Just then, you see gold specks scream pass the window at 17,500
miles an hour, followed by the loud thud of a space helmet that
leaves a considerable dent in your window outside. The entire
space-plane trembles violently as red lights flood on. The pilot
reassures that it was just space turbulence and to strap on seat
belts. “This wasn’t mentioned in the catalogue” you thought, your
spouse giving you a look that you know all too well.
This may not be the common vision of space tourism but the
reality is that since the Soviet Union launched Sputnik back in
1958 there is an estimated one million pieces of junk floating in
orbit. Of those, 9,000 objects are bigger than a tennis ball, large
enough to cause catastrophic damage to moving space shuttles,
satellites, and space stations.
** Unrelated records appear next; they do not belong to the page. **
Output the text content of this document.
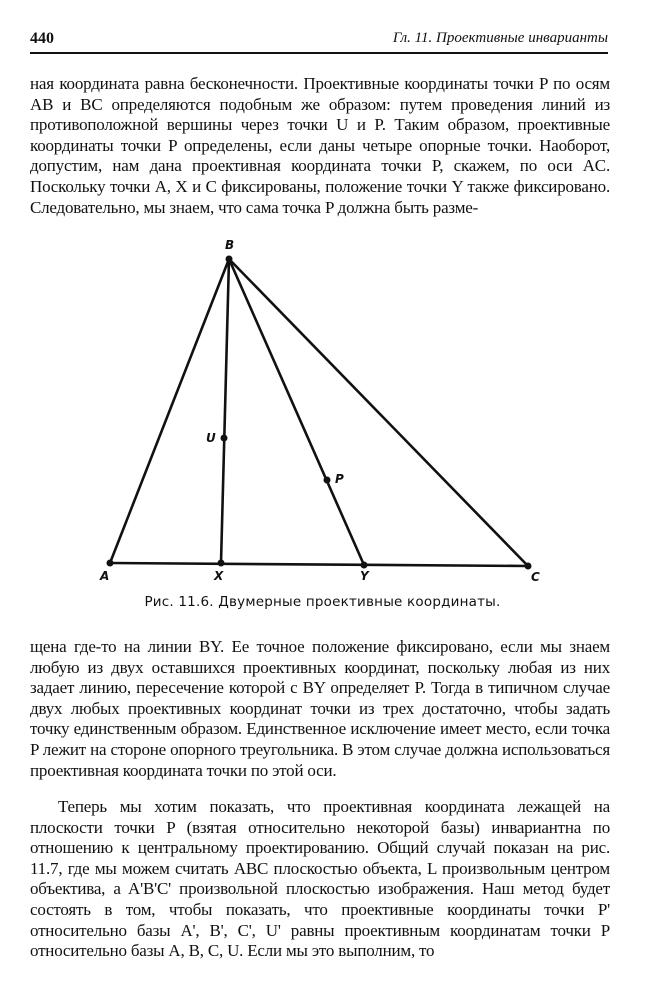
440	Гл. 11. Проективные инварианты

ная координата равна бесконечности. Проективные координаты точки P по осям AB и BC определяются подобным же образом: путем проведения линий из противоположной вершины через точки U и P. Таким образом, проективные координаты точки P определены, если даны четыре опорные точки. Наоборот, допустим, нам дана проективная координата точки P, скажем, по оси AC. Поскольку точки A, X и C фиксированы, положение точки Y также фиксировано. Следовательно, мы знаем, что сама точка P должна быть разме-

B
U
P
A	X	Y	C
Рис. 11.6. Двумерные проективные координаты.

щена где-то на линии BY. Ее точное положение фиксировано, если мы знаем любую из двух оставшихся проективных координат, поскольку любая из них задает линию, пересечение которой с BY определяет P. Тогда в типичном случае двух любых проективных координат точки из трех достаточно, чтобы задать точку единственным образом. Единственное исключение имеет место, если точка P лежит на стороне опорного треугольника. В этом случае должна использоваться проективная координата точки по этой оси.

Теперь мы хотим показать, что проективная координата лежащей на плоскости точки P (взятая относительно некоторой базы) инвариантна по отношению к центральному проектированию. Общий случай показан на рис. 11.7, где мы можем считать ABC плоскостью объекта, L произвольным центром объектива, a A'B'C' произвольной плоскостью изображения. Наш метод будет состоять в том, чтобы показать, что проективные координаты точки P' относительно базы A', B', C', U' равны проективным координатам точки P относительно базы A, B, C, U. Если мы это выполним, то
Most are pieces from old satellites
and garbage left behind by previous missions. Adding to this mess
are nuts, bolts, and screwdrivers that have errantly drifted into
space from missions, and an expensive Hasselblad camera with exposed
pictures still inside.
According to the European
Space Agency, of the 5,500 tons of material in orbit, 93% is
junk that includes parts of old spacecraft, depleted rocket
boosters, garbage bags ,and even nuclear coolant. Each piece can
and are dividing into more pieces. Only 7% of the material in orbit
is operational spacecraft in use.
Besides posing an ethical problem of using our orbit as a
landfill, the junk pose a big problem to current and future
missions because of their ultra-high velocities in orbit. At 17,500
miles per hour, a millimeter speck of paint has the same amount of
energy as a .22 caliber long rifle bullet, a pea sized piece has
the lethal potential of a 400-lb safe traveling at 60 mph, and a
tennis ball sized piece of metal is essentially 25 sticks of
floating dynamite.
So what can we do about this junk? Is there a way to get it out
of orbit? Perhaps zap it? Or give it a nudge? (cont.)
No economical method exists now to clean up this 50-year
junkyard, but scientists have begun proposing possible solutions to
counter this growing problem.
- A materials scientist from the School of Mechanical
Engineering at Tel Aviv University is developing Nano-Based
Blanket to protect spacecraft and nanoscale ‘cages’ containing
silicon that can react with oxygen to prevent polymer
degradation.
-A
robot garbage collector that shifts orbit by throwing around a
weighted tether and attaches ‘Terminator’ tethers to space garbage.
The Terminator tethers will then push the junk into the atmosphere
where it will burn up.
-A
ray gun, shooting lasers at pieces of space junk so they will
shift and burn up in the atmosphere
-A half-mile wide
NERF ball that would disrupt space
debris and cause them to lose energy and altitude. The only problem
is how to keep it away from functional satellites.
Space is so vast and infinite that who ever would have thought
all our junk would come back to haunt us 50 years later. But with
emerging nations like China joining the Space Race, perhaps it’s
time to take space dumping just a bit more seriously.
Then again, garbage is a great way to learn about civilizations
as we have seen in our history. Perhaps a day will come when a
space-faring race will stop by and find Earth a odd lump floating
in a sea of junk.
“Where have all the garbage makers gone?” one of them would ask.
We would have already made our mark on the universe.